Allstate maintains a Global Code of Conduct that highlights its “commitment to a workplace that is free from discrimination and retaliation” and provides training to its employees concerning its policies against discrimination and retaliation in the workplace. (Def’s 56.1 Stmt ¶ 2; Pl’s 56.1 Counterstmt ¶ 2.) Allstate further provides its employees with access to a process whereby employees may file a complaint if they have concerns about discrimination and retaliation in the workplace. (Id.) Allstate’s policies permit employees with disabilities to request reasonable workplace accommodations. (Id.) Workplace accommodations are handled by Allstate’s

Workplace Assistance Team, part of its Human Resources Department, “which engages in the interactive process with employees and their doctors upon request to determine what accommodations may be available to assist employees in performing the essential functions of their positions, including accommodations such as employee leaves of absences, placement into vacant positions for which an employee may be qualified, and physical and other modifications of the workplace, as appropriate.” (Def’s 56.1 Stmt ¶ 3; Pl’s 56.1 Counterstmt ¶ 3.). III. Plaintiff’s Legal Career Prior to beginning work at Allstate in 1999, Plaintiff worked for the United States Bureau of Narcotics, had his own law practice, worked for various other law firms, and worked as an

administrative law judge for the City of New York. (Pl’s Dep.
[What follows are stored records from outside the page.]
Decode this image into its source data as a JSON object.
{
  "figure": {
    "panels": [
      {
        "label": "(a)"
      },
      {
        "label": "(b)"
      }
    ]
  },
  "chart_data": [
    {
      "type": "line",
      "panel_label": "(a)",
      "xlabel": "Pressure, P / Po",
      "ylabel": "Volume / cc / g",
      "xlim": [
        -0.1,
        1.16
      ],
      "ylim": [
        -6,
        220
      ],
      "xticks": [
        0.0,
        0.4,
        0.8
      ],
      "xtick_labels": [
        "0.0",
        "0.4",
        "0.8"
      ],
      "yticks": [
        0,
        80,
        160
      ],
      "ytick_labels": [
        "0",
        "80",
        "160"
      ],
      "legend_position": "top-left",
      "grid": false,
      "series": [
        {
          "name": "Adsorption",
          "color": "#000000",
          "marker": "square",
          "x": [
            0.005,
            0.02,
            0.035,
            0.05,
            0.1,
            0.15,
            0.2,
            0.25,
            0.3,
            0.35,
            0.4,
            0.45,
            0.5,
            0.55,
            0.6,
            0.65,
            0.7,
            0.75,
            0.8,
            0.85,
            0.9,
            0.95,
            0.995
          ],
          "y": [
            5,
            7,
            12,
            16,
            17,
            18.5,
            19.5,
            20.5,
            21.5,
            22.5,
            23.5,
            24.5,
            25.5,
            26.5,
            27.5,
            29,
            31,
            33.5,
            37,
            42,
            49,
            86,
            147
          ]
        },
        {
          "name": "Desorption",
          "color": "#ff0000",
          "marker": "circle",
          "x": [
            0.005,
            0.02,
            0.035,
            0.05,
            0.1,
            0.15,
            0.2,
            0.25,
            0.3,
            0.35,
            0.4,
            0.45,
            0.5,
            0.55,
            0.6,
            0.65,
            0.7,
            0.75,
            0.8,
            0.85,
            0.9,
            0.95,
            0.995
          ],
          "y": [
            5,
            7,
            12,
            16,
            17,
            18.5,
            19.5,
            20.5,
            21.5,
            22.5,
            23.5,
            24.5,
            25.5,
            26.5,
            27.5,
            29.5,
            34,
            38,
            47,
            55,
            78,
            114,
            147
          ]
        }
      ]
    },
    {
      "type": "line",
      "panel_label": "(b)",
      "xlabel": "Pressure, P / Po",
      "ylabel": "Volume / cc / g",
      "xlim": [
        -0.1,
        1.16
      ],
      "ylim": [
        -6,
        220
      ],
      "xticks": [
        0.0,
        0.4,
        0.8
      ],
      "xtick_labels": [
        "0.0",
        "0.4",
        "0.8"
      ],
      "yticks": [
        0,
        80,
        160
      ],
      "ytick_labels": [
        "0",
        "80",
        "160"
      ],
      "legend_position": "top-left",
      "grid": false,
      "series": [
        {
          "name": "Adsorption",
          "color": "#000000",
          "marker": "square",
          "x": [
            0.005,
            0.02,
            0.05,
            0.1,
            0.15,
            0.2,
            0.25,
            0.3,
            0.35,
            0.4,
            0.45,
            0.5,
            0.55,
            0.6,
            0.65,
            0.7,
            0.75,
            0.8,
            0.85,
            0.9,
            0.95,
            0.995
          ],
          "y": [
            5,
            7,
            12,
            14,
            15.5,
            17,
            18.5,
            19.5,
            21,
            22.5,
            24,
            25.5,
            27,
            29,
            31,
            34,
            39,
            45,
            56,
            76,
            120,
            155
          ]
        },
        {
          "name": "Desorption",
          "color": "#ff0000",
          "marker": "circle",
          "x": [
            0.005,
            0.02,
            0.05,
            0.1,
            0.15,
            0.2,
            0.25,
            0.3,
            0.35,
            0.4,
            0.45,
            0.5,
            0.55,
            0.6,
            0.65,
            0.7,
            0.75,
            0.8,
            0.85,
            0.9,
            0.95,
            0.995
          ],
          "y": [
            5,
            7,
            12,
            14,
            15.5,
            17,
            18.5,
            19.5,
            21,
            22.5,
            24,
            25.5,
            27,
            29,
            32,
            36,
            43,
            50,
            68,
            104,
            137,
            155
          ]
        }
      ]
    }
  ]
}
Tr., ECF No. 41-1, at 10:23 to 23:15, attached to Wong Decl.) Plaintiff began working as an attorney conducting trials at least as early as 1980 and handled those trials on his own, i.e., without a “second chair.” (Id. at 16:2-16:7; 21:6-21:15.; 22:6-22:14.) Once hired by Allstate in 1999, Plaintiff continued performing trial work. (Id. at 29:15-29:24.) As of 2015, Plaintiff’s job title was “Law and Regulation Litigation Services Attorney – Expert”, a role that, according to the job description, required him to “[p]repare[] for and conduct[] hearings, trials, arbitrations, mediations, and depositions.” (Job Description, ECF

No. 46-1, attached to Lawrence Decl.) One of the “key responsibilities” of this role included “second chair[ing] cases with Trial Attorneys and Senior Trial Attorneys as needed.” (Id.) As a trial attorney at Allstate, Plaintiff believed he did a “good job” and that some of his colleagues even looked up to him as a mentor with respect to trying cases. (Pl’s Dep. Tr. 36:4-36:23.) At the time Plaintiff left Allstate in 2015/2016, he was “among the most experienced” trial attorneys employed by Allstate. (Id.